TDCM should speak to the officer to confirm:
  1. The name and contact information of the officer;
  2. Determine what is being requested of the caller;
  3. Determine whether any requests (eg: requests for log information) can be deferred until another day when permanent counsel can be retained to respond with the client;
  4. What plans does the officer have for the seizure and sale of any catch (carefully document the officer’s response verbatim)
  TDCM should provide all of the above information to the fisher and also:
  • Advise the fisher to provide no explanations to the fisheries officer (or anyone else) until permanent counsel has had an opportunity to make a more thorough analysis of the alleged violations.
  • Many offences under the Fisheries Act and its associated regulations may be defended on the basis that “due diligence” was exercised.

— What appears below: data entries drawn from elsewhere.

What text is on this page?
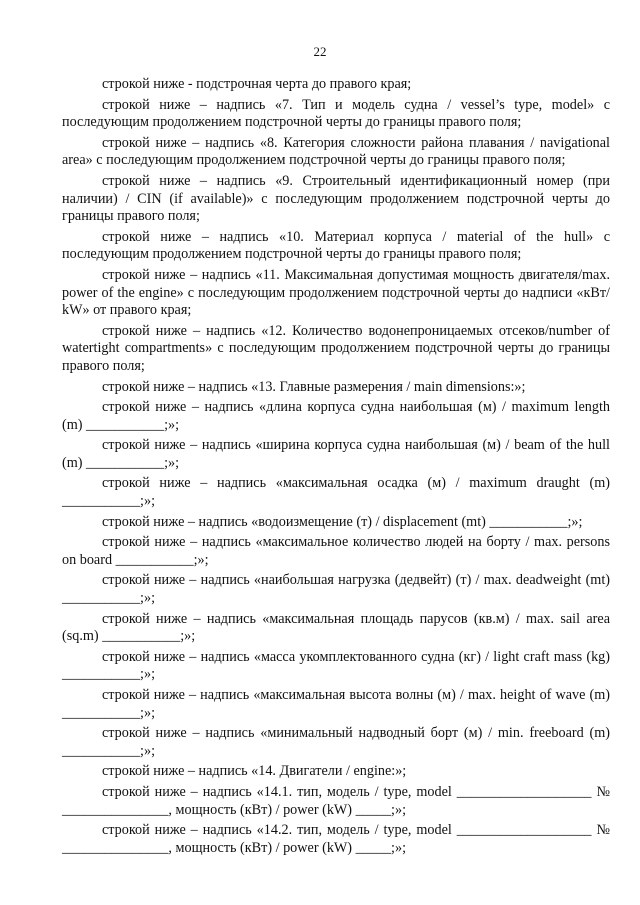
22

строкой ниже - подстрочная черта до правого края;

строкой ниже – надпись «7. Тип и модель судна / vessel’s type, model» с последующим продолжением подстрочной черты до границы правого поля;

строкой ниже – надпись «8. Категория сложности района плавания / navigational area» с последующим продолжением подстрочной черты до границы правого поля;

строкой ниже – надпись «9. Строительный идентификационный номер (при наличии) / CIN (if available)» с последующим продолжением подстрочной черты до границы правого поля;

строкой ниже – надпись «10. Материал корпуса / material of the hull» с последующим продолжением подстрочной черты до границы правого поля;

строкой ниже – надпись «11. Максимальная допустимая мощность двигателя/max. power of the engine» с последующим продолжением подстрочной черты до надписи «кВт/ kW» от правого края;

строкой ниже – надпись «12. Количество водонепроницаемых отсеков/number of watertight compartments» с последующим продолжением подстрочной черты до границы правого поля;

строкой ниже – надпись «13. Главные размерения / main dimensions:»;

строкой ниже – надпись «длина корпуса судна наибольшая (м) / maximum length (m) ___________;»;

строкой ниже – надпись «ширина корпуса судна наибольшая (м) / beam of the hull (m) ___________;»;

строкой ниже – надпись «максимальная осадка (м) / maximum draught (m) ___________;»;

строкой ниже – надпись «водоизмещение (т) / displacement (mt) ___________;»;

строкой ниже – надпись «максимальное количество людей на борту / max. persons on board ___________;»;

строкой ниже – надпись «наибольшая нагрузка (дедвейт) (т) / max. deadweight (mt) ___________;»;

строкой ниже – надпись «максимальная площадь парусов (кв.м) / max. sail area (sq.m) ___________;»;

строкой ниже – надпись «масса укомплектованного судна (кг) / light craft mass (kg) ___________;»;

строкой ниже – надпись «максимальная высота волны (м) / max. height of wave (m) ___________;»;

строкой ниже – надпись «минимальный надводный борт (м) / min. freeboard (m) ___________;»;

строкой ниже – надпись «14. Двигатели / engine:»;

строкой ниже – надпись «14.1. тип, модель / type, model ___________________ № _______________, мощность (кВт) / power (kW) _____;»;

строкой ниже – надпись «14.2. тип, модель / type, model ___________________ № _______________, мощность (кВт) / power (kW) _____;»;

However, the fisher should not attempt to lay that foundation at first contact with the fisheries officer rather the fisher should discuss his/her efforts to comply with permanent counsel.
  Aboriginal Harvesters –Mi’kmaq of Nova Scotia harvesters have aboriginal and treaty rights to hunt and fish and do not require provincial hunting and fishing licenses or follow provincial seasons.   Individuals must have a federal Indian status card associated with a Mi’kmaq of Nova Scotia First Nation.
Other Regulatory
TDCM should: Speak to the enforcement officer:
  • Obtain the following information:
  1. Names of the officers entering the premises
  2. The legislative or regulatory authority under which the inspectors are purporting to act and the purported object of the search
  3. An inventory of anything seized and to be carried away by the authorities; and
  4. Contact information for the individual in charge of the inspection and who will be in charge of the seized material after the search has been completed.
  • Ask whether the client will be detained during the search
  • If so, will the client be free to leave once the search has been completed?
  Advise the caller
  1. Legislation authorizing regulatory searches usually includes penalties for obstruction of public authorities (ie: enforcement officers).
  2. While there may be a legal requirement to provide certain items to the inspectors (eg: a fishing log), there is no general obligation to explain anything that the authorities might decide to seize.
  3. The caller should not make an effort to explain anything.
  4. The caller should understand the right to remain silent and not to self-incriminate generally relates to any explanations that might be given.
  5. In acknowledging to the police that counsel and the caller understand the basis upon which the search will be conducted, it is important to make clear that consent is not being given for the search but that there is no intent to obstruct either.
Part 2: Consult with the caller
  1. Ensure privacy,
  2. Introduce yourself,
  3. Right to counsel of choice,
  4. If youth advise of right to consult adult,
  5. Explain offense(s) under investigation and extent of the caller’s jeopardy,
  6. Obtain information from the caller (enter in notes section below):
  1. Explain the right to silence,
  2. Explain why the caller should exercise the right to silence and consequences of giving up the right to silence,
  3. Explain how to assert the right to silence,
  4. Prepare the caller for questioning/interrogation,
  5. Prepare the caller for other investigative demands/requests:
    1. Search and seizure with  a warrant,
    2. Search and seizure without  a warrant,
    3. Consent to a search and seizure,
    4. Cell phones, smart phones and mobile devices,
    5. Sobriety tests,
    6. Breath samples,
    7. Blood and urine samples,
    8. Polygraph/lie detector,
    9. DNA,
    10. Fingerprinting,
    11. Handwriting samples.
  6. Explain next steps for regaining liberty,
  7. Advise the caller to collect and preserve evidence,
  8. Explain the importance of retaining permanent counsel,
  9. Ask the caller if he/she has questions,
  10. Explain the limits on the right to re-consult a lawyer.